I knew from the minute I got out of the car that Fly Creek Cider Mill and Orchard was going to be a place I would enjoy.
Among the signs in the parking lot were “Parking for cider slush lovers only,” and “Parking for nice old ladies only (mean old lady parking in rear by dumpster).”
The cider mill is in the central New York hamlet of Fly Creek, a four-hour drive from Buffalo, about three miles west of Cooperstown.
The name Fly Creek can be traced to the Dutch explorers who traveled through the area in 1714. The Dutch word for marsh is “vlie” and the northern portion of the creek running through the hamlet looks like a marsh. The Dutch named the area “vlie” which later changed to “fly.” The Fly Creek Cider Mill is the only remaining mill of eight that once were located on the banks of the creek. The other mills manufactured a variety of items, including pails, forks, barrels and lumber.
Before heading inside, we walked to the mill pond, following the signs on the ground that said, “Waddle this Way.” For a quarter you can buy a handful of corn to feed the ducks and geese that live by the pond.
I took a minute to read the sign explaining the history of the mill, which opened in 1856. The first owner, Hosea Williams, built the mill so that he could turn apples into sweet cider; using water power from the creek to operate his press. He also used the water power to run a grist mill and woodworking shop. The property’s next owner was Linn Kane, who ran the mill and woodworking shop until the 1950s, when he closed it.
Charlie and Barbara Michaels purchased the property in 1962, mainly for the former miller’s residence, which they renovated. However, . Kane would stop by and tell stories about the mill’s “golden years,” and soon the Michael’s envisioned starting a business selling cider and baked goods on weekends only. Before long this business grew to be a popular fall destination.
When they were getting ready to retire, their son, Bill, and his wife, Brenda, took over the business, expanding it to include specialty foods, a café, winery, and even an online store.
As soon as we entered the door of the marketplace, we were welcomed by an employee who explained that they have a large selection of products, from savory to sweet, including barbecue sauces, jams, pasta sauces, pickled items, hot sauces, salsas, cheeses, dip mixes, baked goods, sweet cider, hard cider, apple wine and more. On any given day, more than 40 product samples are out for visitors to taste. Many of the products are either made at the mill or in New York.
Our shopping cart filled up quickly. While we sampled some fudge and candy, we were able to resist purchasing the confections. We did however, get some dips, sauces, wine, hard cider, and of course some of sweet cider. Note that since we were there in late August, the cider wasn’t being pressed yet, but it was frozen from the previous year. If you visit now in the fall, you’ll get freshly pressed cider. All of the products, including the cider, are available from the mill’s online store.

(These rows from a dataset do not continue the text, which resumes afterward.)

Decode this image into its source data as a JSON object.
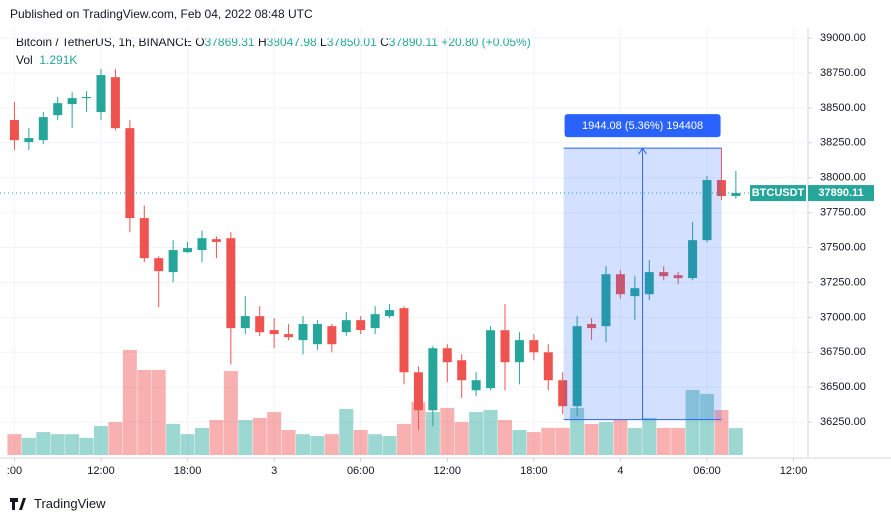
{
  "published": "Published on TradingView.com, Feb 04, 2022 08:48 UTC",
  "brand": "TradingView",
  "chart_data": {
    "type": "candlestick",
    "title": "Bitcoin / TetherUS, 1h, BINANCE",
    "symbol": "BTCUSDT",
    "ohlc_labels": [
      "O",
      "H",
      "L",
      "C"
    ],
    "change": "+20.80 (+0.05%)",
    "volume_name": "Vol",
    "volume_label": "1.291K",
    "open": [
      38413,
      38255,
      38269,
      38448,
      38527,
      38570,
      38470,
      38720,
      38355,
      37711,
      37424,
      37324,
      37467,
      37482,
      37560,
      37567,
      36923,
      37009,
      36909,
      36880,
      36837,
      36808,
      36937,
      36894,
      36980,
      36923,
      37009,
      37066,
      36607,
      36335,
      36779,
      36693,
      36478,
      36493,
      36908,
      36679,
      36837,
      36750,
      36550,
      36364,
      36952,
      36937,
      37309,
      37152,
      37166,
      37324,
      37302,
      37281,
      37553,
      37983,
      37869.31
    ],
    "high": [
      38542,
      38355,
      38470,
      38578,
      38612,
      38620,
      38778,
      38778,
      38413,
      37800,
      37438,
      37553,
      37540,
      37622,
      37580,
      37610,
      37152,
      37080,
      36995,
      36952,
      37009,
      36980,
      36952,
      37038,
      37010,
      37080,
      37095,
      37080,
      36650,
      36794,
      36808,
      36736,
      36607,
      36937,
      37095,
      36894,
      36880,
      36808,
      36607,
      37009,
      36995,
      37367,
      37338,
      37295,
      37410,
      37367,
      37324,
      37682,
      38012,
      38212,
      38047.98
    ],
    "low": [
      38198,
      38198,
      38240,
      38412,
      38355,
      38470,
      38412,
      38340,
      37610,
      37395,
      37073,
      37252,
      37460,
      37395,
      37424,
      36664,
      36880,
      36866,
      36780,
      36837,
      36736,
      36765,
      36750,
      36866,
      36880,
      36880,
      36995,
      36521,
      36192,
      36220,
      36536,
      36422,
      36436,
      36478,
      36478,
      36521,
      36693,
      36478,
      36307,
      36292,
      36837,
      36823,
      37137,
      36980,
      37123,
      37266,
      37238,
      37266,
      37538,
      37840,
      37850.01
    ],
    "close": [
      38269,
      38284,
      38434,
      38534,
      38570,
      38578,
      38735,
      38355,
      37711,
      37424,
      37331,
      37482,
      37496,
      37567,
      37540,
      36923,
      37009,
      36894,
      36880,
      36858,
      36952,
      36952,
      36808,
      36980,
      36909,
      37023,
      37052,
      36607,
      36335,
      36779,
      36679,
      36550,
      36550,
      36908,
      36679,
      36837,
      36750,
      36550,
      36364,
      36937,
      36923,
      37309,
      37166,
      37209,
      37324,
      37295,
      37281,
      37553,
      37983,
      37869,
      37890.11
    ],
    "volume": [
      1000,
      820,
      1100,
      1000,
      1000,
      820,
      1390,
      1580,
      5040,
      4080,
      4080,
      1490,
      1000,
      1300,
      1680,
      4030,
      1680,
      1780,
      2060,
      1200,
      1000,
      910,
      1000,
      2210,
      1200,
      1000,
      910,
      1490,
      2540,
      2060,
      2260,
      1580,
      2060,
      2160,
      1680,
      1200,
      1100,
      1300,
      1300,
      2260,
      1490,
      1580,
      1680,
      1300,
      1780,
      1300,
      1300,
      3120,
      2930,
      2160,
      1291
    ],
    "up_color": "#26a69a",
    "down_color": "#ef5350",
    "xlim": [
      -1,
      55
    ],
    "xticks": [
      {
        "value": 0,
        "label": ":00"
      },
      {
        "value": 6,
        "label": "12:00"
      },
      {
        "value": 12,
        "label": "18:00"
      },
      {
        "value": 18,
        "label": "3"
      },
      {
        "value": 24,
        "label": "06:00"
      },
      {
        "value": 30,
        "label": "12:00"
      },
      {
        "value": 36,
        "label": "18:00"
      },
      {
        "value": 42,
        "label": "4"
      },
      {
        "value": 48,
        "label": "06:00"
      },
      {
        "value": 54,
        "label": "12:00"
      }
    ],
    "ylim": [
      35993,
      39072
    ],
    "yticks": [
      {
        "value": 36250,
        "label": "36250.00"
      },
      {
        "value": 36500,
        "label": "36500.00"
      },
      {
        "value": 36750,
        "label": "36750.00"
      },
      {
        "value": 37000,
        "label": "37000.00"
      },
      {
        "value": 37250,
        "label": "37250.00"
      },
      {
        "value": 37500,
        "label": "37500.00"
      },
      {
        "value": 37750,
        "label": "37750.00"
      },
      {
        "value": 38000,
        "label": "38000.00"
      },
      {
        "value": 38250,
        "label": "38250.00"
      },
      {
        "value": 38500,
        "label": "38500.00"
      },
      {
        "value": 38750,
        "label": "38750.00"
      },
      {
        "value": 39000,
        "label": "39000.00"
      }
    ],
    "grid": true,
    "measure": {
      "label": "1944.08 (5.36%) 194408",
      "low": 36268,
      "high": 38212.08,
      "start": 38,
      "end": 49,
      "color": "#2962ff"
    }
  }
}
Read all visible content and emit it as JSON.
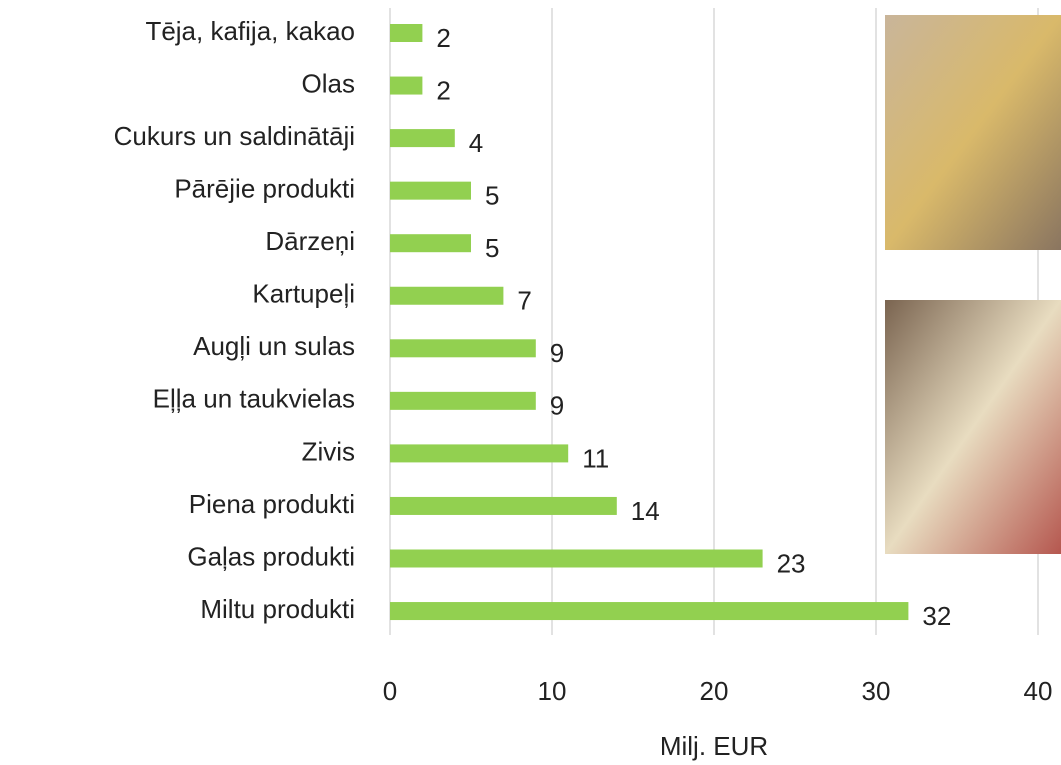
{
  "chart_data": {
    "type": "bar",
    "orientation": "horizontal",
    "categories": [
      "Tēja, kafija, kakao",
      "Olas",
      "Cukurs un saldinātāji",
      "Pārējie produkti",
      "Dārzeņi",
      "Kartupeļi",
      "Augļi un sulas",
      "Eļļa un taukvielas",
      "Zivis",
      "Piena produkti",
      "Gaļas produkti",
      "Miltu produkti"
    ],
    "values": [
      2,
      2,
      4,
      5,
      5,
      7,
      9,
      9,
      11,
      14,
      23,
      32
    ],
    "color": "#92d050",
    "xlim": [
      0,
      40
    ],
    "xticks": [
      0,
      10,
      20,
      30,
      40
    ],
    "x_label": "Milj. EUR",
    "grid": true
  }
}
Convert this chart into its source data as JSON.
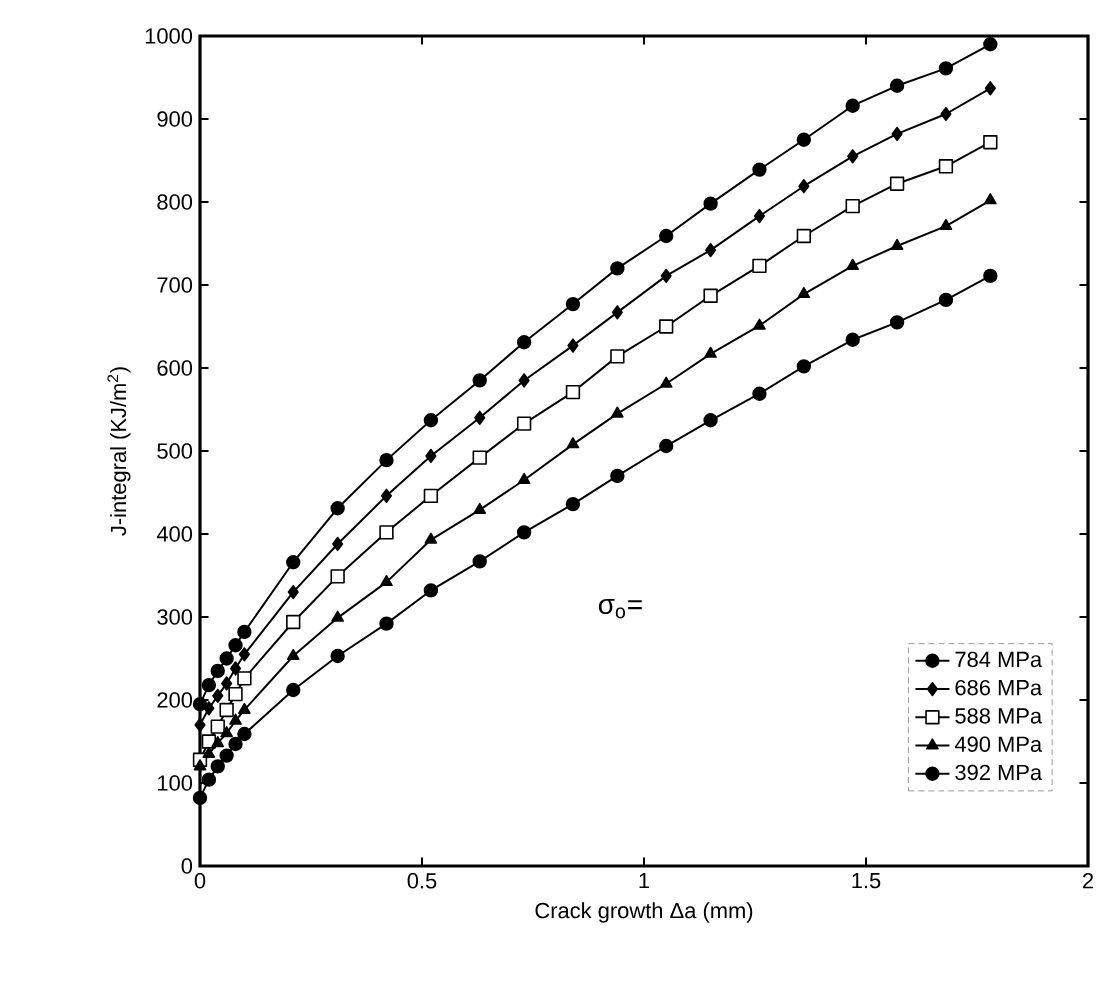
{
  "chart_data": {
    "type": "line",
    "xlabel": "Crack growth Δa (mm)",
    "ylabel": "J-integral (KJ/m$^{2}$)",
    "x": [
      0,
      0.02,
      0.04,
      0.06,
      0.08,
      0.1,
      0.21,
      0.31,
      0.42,
      0.52,
      0.63,
      0.73,
      0.84,
      0.94,
      1.05,
      1.15,
      1.26,
      1.36,
      1.47,
      1.57,
      1.68,
      1.78
    ],
    "series": [
      {
        "name": "784 MPa",
        "color": "#000000",
        "marker": "circle",
        "values": [
          195,
          218,
          235,
          250,
          266,
          282,
          366,
          431,
          489,
          537,
          585,
          631,
          677,
          720,
          759,
          798,
          839,
          875,
          916,
          940,
          961,
          990
        ]
      },
      {
        "name": "686 MPa",
        "color": "#000000",
        "marker": "diamond",
        "values": [
          170,
          190,
          205,
          220,
          238,
          255,
          330,
          388,
          446,
          494,
          540,
          585,
          627,
          667,
          711,
          742,
          783,
          819,
          855,
          882,
          906,
          937
        ]
      },
      {
        "name": "588 MPa",
        "color": "#000000",
        "marker": "square",
        "values": [
          128,
          150,
          168,
          188,
          207,
          226,
          294,
          349,
          402,
          446,
          492,
          533,
          571,
          614,
          650,
          687,
          723,
          759,
          795,
          822,
          843,
          872
        ]
      },
      {
        "name": "490 MPa",
        "color": "#000000",
        "marker": "triangle",
        "values": [
          120,
          135,
          148,
          160,
          175,
          188,
          253,
          299,
          342,
          393,
          429,
          465,
          508,
          545,
          581,
          617,
          651,
          689,
          723,
          747,
          771,
          802
        ]
      },
      {
        "name": "392 MPa",
        "color": "#000000",
        "marker": "circle",
        "values": [
          82,
          104,
          120,
          133,
          147,
          159,
          212,
          253,
          292,
          332,
          367,
          402,
          436,
          470,
          506,
          537,
          569,
          602,
          634,
          655,
          682,
          711
        ]
      }
    ],
    "xlim": [
      0,
      2
    ],
    "xticks": [
      0,
      0.5,
      1,
      1.5,
      2
    ],
    "ylim": [
      0,
      1000
    ],
    "yticks": [
      0,
      100,
      200,
      300,
      400,
      500,
      600,
      700,
      800,
      900,
      1000
    ],
    "grid": false,
    "legend": "bottom right",
    "line_style": "solid",
    "annotations": [
      "σ$_{o}$="
    ]
  }
}
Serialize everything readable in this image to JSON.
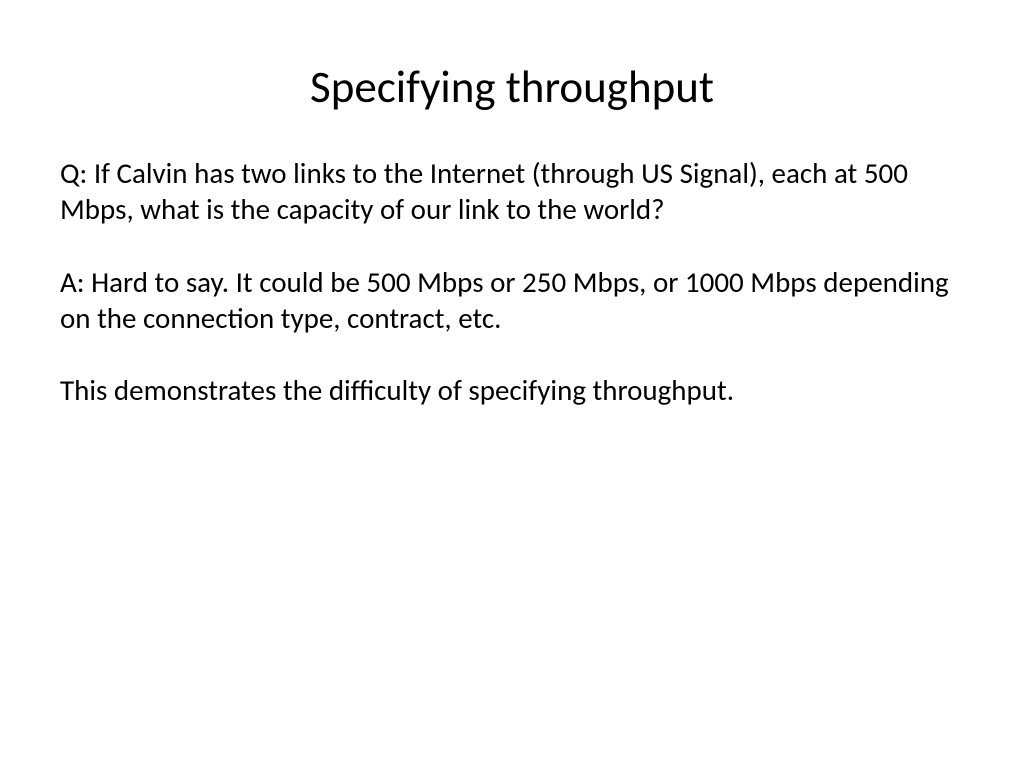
{
  "slide": {
    "title": "Specifying throughput",
    "paragraphs": [
      "Q: If Calvin has two links to the Internet (through US Signal), each at 500 Mbps, what is the capacity of our link to the world?",
      "A: Hard to say.  It could be 500 Mbps or 250 Mbps, or 1000 Mbps depending on the connection type, contract, etc.",
      "This demonstrates the difficulty of specifying throughput."
    ],
    "background_color": "#ffffff",
    "text_color": "#000000",
    "title_fontsize": 45,
    "body_fontsize": 29,
    "font_family": "Calibri"
  }
}
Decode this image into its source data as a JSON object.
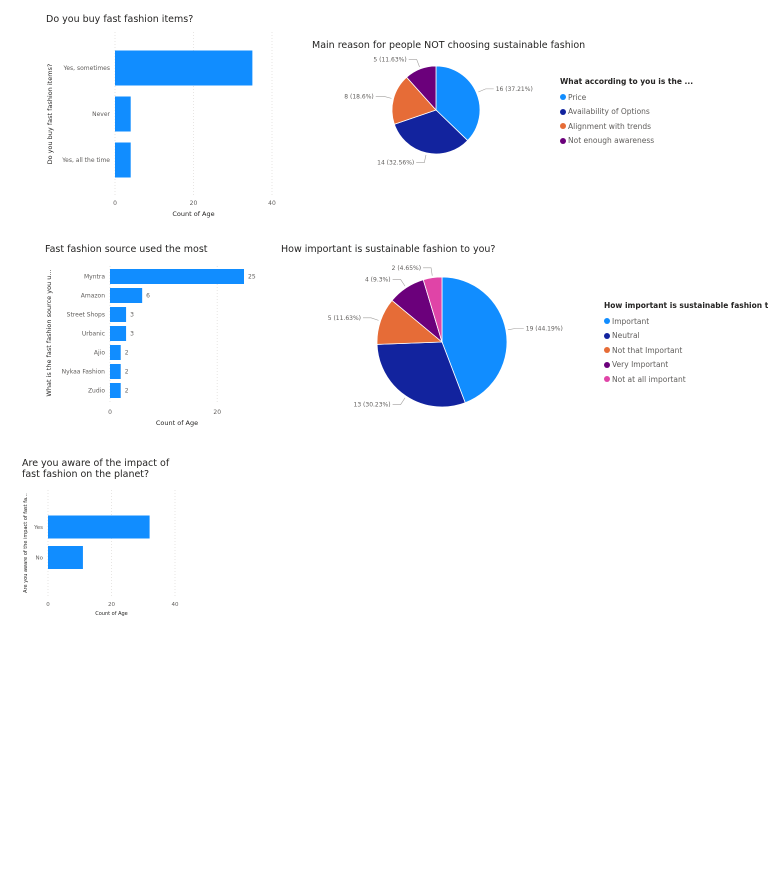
{
  "chart_data": [
    {
      "type": "bar",
      "orientation": "horizontal",
      "title": "Do you buy fast fashion items?",
      "ylabel": "Do you buy fast fashion items?",
      "xlabel": "Count of Age",
      "categories": [
        "Yes, sometimes",
        "Never",
        "Yes, all the time"
      ],
      "values": [
        35,
        4,
        4
      ],
      "xlim": [
        0,
        40
      ],
      "xticks": [
        "0",
        "20",
        "40"
      ],
      "color": "#118DFF",
      "grid": true
    },
    {
      "type": "pie",
      "title": "Main reason for people NOT choosing sustainable fashion",
      "legend_title": "What according to you is the ...",
      "legend_position": "right",
      "labels": [
        "Price",
        "Availability of Options",
        "Alignment with trends",
        "Not enough awareness"
      ],
      "values": [
        16,
        14,
        8,
        5
      ],
      "data_labels": [
        "16 (37.21%)",
        "14 (32.56%)",
        "8 (18.6%)",
        "5 (11.63%)"
      ],
      "colors": [
        "#118DFF",
        "#12239E",
        "#E66C37",
        "#6B007B"
      ]
    },
    {
      "type": "bar",
      "orientation": "horizontal",
      "title": "Fast fashion source used the most",
      "ylabel": "What is the fast fashion source you u...",
      "xlabel": "Count of Age",
      "categories": [
        "Myntra",
        "Amazon",
        "Street Shops",
        "Urbanic",
        "Ajio",
        "Nykaa Fashion",
        "Zudio"
      ],
      "values": [
        25,
        6,
        3,
        3,
        2,
        2,
        2
      ],
      "data_labels": [
        "25",
        "6",
        "3",
        "3",
        "2",
        "2",
        "2"
      ],
      "xlim": [
        0,
        25
      ],
      "xticks": [
        "0",
        "20"
      ],
      "color": "#118DFF",
      "grid": true
    },
    {
      "type": "pie",
      "title": "How important is sustainable fashion to you?",
      "legend_title": "How important is sustainable fashion to...",
      "legend_position": "right",
      "labels": [
        "Important",
        "Neutral",
        "Not that Important",
        "Very Important",
        "Not at all important"
      ],
      "values": [
        19,
        13,
        5,
        4,
        2
      ],
      "data_labels": [
        "19 (44.19%)",
        "13 (30.23%)",
        "5 (11.63%)",
        "4 (9.3%)",
        "2 (4.65%)"
      ],
      "colors": [
        "#118DFF",
        "#12239E",
        "#E66C37",
        "#6B007B",
        "#E044A7"
      ]
    },
    {
      "type": "bar",
      "orientation": "horizontal",
      "title": "Are you aware of the impact of fast fashion on the planet?",
      "ylabel": "Are you aware of the impact of fast fa...",
      "xlabel": "Count of Age",
      "categories": [
        "Yes",
        "No"
      ],
      "values": [
        32,
        11
      ],
      "xlim": [
        0,
        40
      ],
      "xticks": [
        "0",
        "20",
        "40"
      ],
      "color": "#118DFF",
      "grid": true
    }
  ]
}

There’s also a whole second floor to explore. The first room is filled with of holiday ornaments and seasonal décor items; an adjacent room has accessories, jewelry, and bath and body products. However, by far the most interesting thing to see is the 1889 water powered press, which is in the center of the second floor. It is here that more than 20,000 gallons of sweet cider is made between September and Thanksgiving.
The adjacent exhibit, “Power, Press and Popularity,” explains the cider-making process. Water power from Fly Creek operates the press. Water from the mill pond travels through a pipe into a wooden silo; a turbine is located in the bottom of the silo. Water flows through the turbine to turn shafts, which power the circa 1889 Boomer and Boschert water hydraulic press, which applies 2,000 pounds of pressure to turn apples into cider.
Also on the second floor is a display of apple parers from the International Society of Apple Parer Enthusiasts, which celebrates American ingenuity through the history of the apple parer, which was first invented in the 1790s.
Let’s not forget the cider mill’s snack bar and bakery. The menu includes a variety of items including pulled pork and pot roast sandwiches, soups and chili, served in a bread bowl, cider slushies, made with sweet cider or hard cider, wine slushes, premium ice cream, and other goodies. Most of the pies, cookies and other desserts are made in their in-house bakery, including their donuts and cinnamon buns. The snack bar remains open until the end of October. There is a small playground for young children right outside the snack bar.
If you go
Fly Creek Cider Mill & Orchard, 288 Goose Street, Fly Creek, (800) 505-6455, flycreekcidermill.com,
From Buffalo, take the New York State Thruway (I-90) east to exit 30, toward Herkimer/Mohawk. Follow NY 28 south to Route 26 north to Goose Street.